On 8/30/06, Feng Ji <[EMAIL PROTECTED]> wrote:
hi there,
I got the huge percentage of fetching error for httpclient in hadoop log as
followings:
"
httpclient.HttpMethodDirector
:
httpclient.HttpMethodDirector - Redirect requested but followRedirects is
disabled
:
"
I setup plugin.includes in nutch-site.xml as
"
<value>protocol-httpclient|urlfilter-regex|parse-(text|html|htmlsig)|index-basic|query-(basic|site|url)|summary-basic|scoring-opic|auth-(httpbasic|httpform)</value>
"
Maybe you want to use protocol-http instead.. I have found it to be
better offcourse you loose some feautre like crawling auth. stite.
The default nutch 08 plugin.includes is
"<value>
protocol-http|urlfilter-regex|parse-(text|html|js)|index-basic|query-(basic|site|url)|summary-basic|scoring-opic</value>
"
Does my setting wrong and cause the problem? My small size testing is ok,
but for large scale, I got lots of fetcher failure.
Should I just use nutch-08 default plugin.includes setting?
thanks,
Michael,
How many fetcher do you have? I think you need to adjust the fetcher
threads value.

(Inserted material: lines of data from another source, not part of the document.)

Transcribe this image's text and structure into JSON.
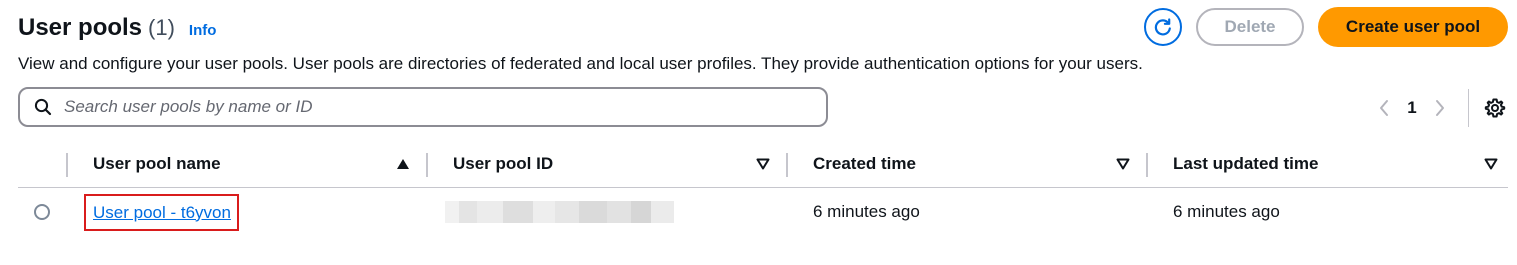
{
  "header": {
    "title": "User pools",
    "count": "(1)",
    "info": "Info",
    "description": "View and configure your user pools. User pools are directories of federated and local user profiles. They provide authentication options for your users."
  },
  "actions": {
    "refresh_icon": "refresh-icon",
    "delete_label": "Delete",
    "create_label": "Create user pool"
  },
  "search": {
    "placeholder": "Search user pools by name or ID",
    "value": ""
  },
  "pagination": {
    "current_page": "1"
  },
  "table": {
    "columns": [
      {
        "label": "User pool name",
        "sort": "ascending"
      },
      {
        "label": "User pool ID",
        "sort": "none"
      },
      {
        "label": "Created time",
        "sort": "none"
      },
      {
        "label": "Last updated time",
        "sort": "none"
      }
    ],
    "rows": [
      {
        "name": "User pool - t6yvon",
        "created": "6 minutes ago",
        "updated": "6 minutes ago"
      }
    ]
  },
  "colors": {
    "accent": "#006ce0",
    "primary_button": "#ff9900",
    "highlight": "#d91c1c"
  }
}
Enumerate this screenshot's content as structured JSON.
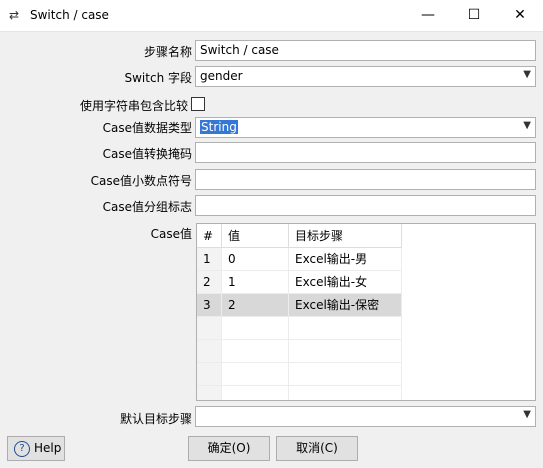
{
  "window": {
    "icon": "transition-arrows-icon",
    "title": "Switch / case"
  },
  "form": {
    "step_name_label": "步骤名称",
    "step_name_value": "Switch / case",
    "switch_field_label": "Switch 字段",
    "switch_field_value": "gender",
    "contains_compare_label": "使用字符串包含比较",
    "case_type_label": "Case值数据类型",
    "case_type_value": "String",
    "case_mask_label": "Case值转换掩码",
    "case_mask_value": "",
    "case_decimal_label": "Case值小数点符号",
    "case_decimal_value": "",
    "case_group_label": "Case值分组标志",
    "case_group_value": "",
    "case_values_label": "Case值",
    "default_target_label": "默认目标步骤",
    "default_target_value": ""
  },
  "table": {
    "headers": [
      "#",
      "值",
      "目标步骤"
    ],
    "rows": [
      [
        "1",
        "0",
        "Excel输出-男"
      ],
      [
        "2",
        "1",
        "Excel输出-女"
      ],
      [
        "3",
        "2",
        "Excel输出-保密"
      ]
    ]
  },
  "buttons": {
    "help": "Help",
    "ok": "确定(O)",
    "cancel": "取消(C)"
  }
}
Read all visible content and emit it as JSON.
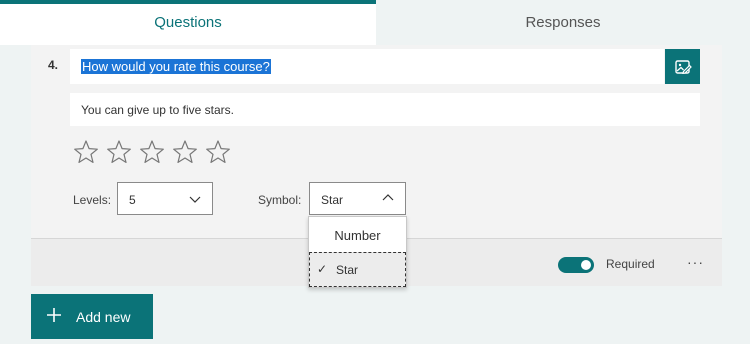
{
  "tabs": {
    "questions": "Questions",
    "responses": "Responses"
  },
  "question": {
    "number": "4.",
    "title": "How would you rate this course?",
    "subtitle": "You can give up to five stars.",
    "rating_icons": [
      "star-outline-icon",
      "star-outline-icon",
      "star-outline-icon",
      "star-outline-icon",
      "star-outline-icon"
    ]
  },
  "settings": {
    "levels_label": "Levels:",
    "levels_value": "5",
    "symbol_label": "Symbol:",
    "symbol_value": "Star",
    "symbol_options": [
      "Number",
      "Star"
    ],
    "symbol_selected": "Star"
  },
  "footer": {
    "required_label": "Required",
    "required_on": true,
    "more_label": "···"
  },
  "add_new": {
    "label": "Add new"
  },
  "colors": {
    "accent": "#0b7378",
    "selection": "#1b74d6",
    "card_bg": "#f3f3f3",
    "page_bg": "#eef3f3"
  }
}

Also you could try this if you are just experimenting.
http://issues.apache.org/jira/browse/NUTCH-339
and you can also try this which might be interesting to get your
simulate to tweak your nutch-site.xml
http://issues.apache.org/jira/browse/NUTCH-357
By the way, where I should tell nutch to crawl down pdf and word file in
nutch-08?
regex-urlfilter.txt where you have -gif|doc etc..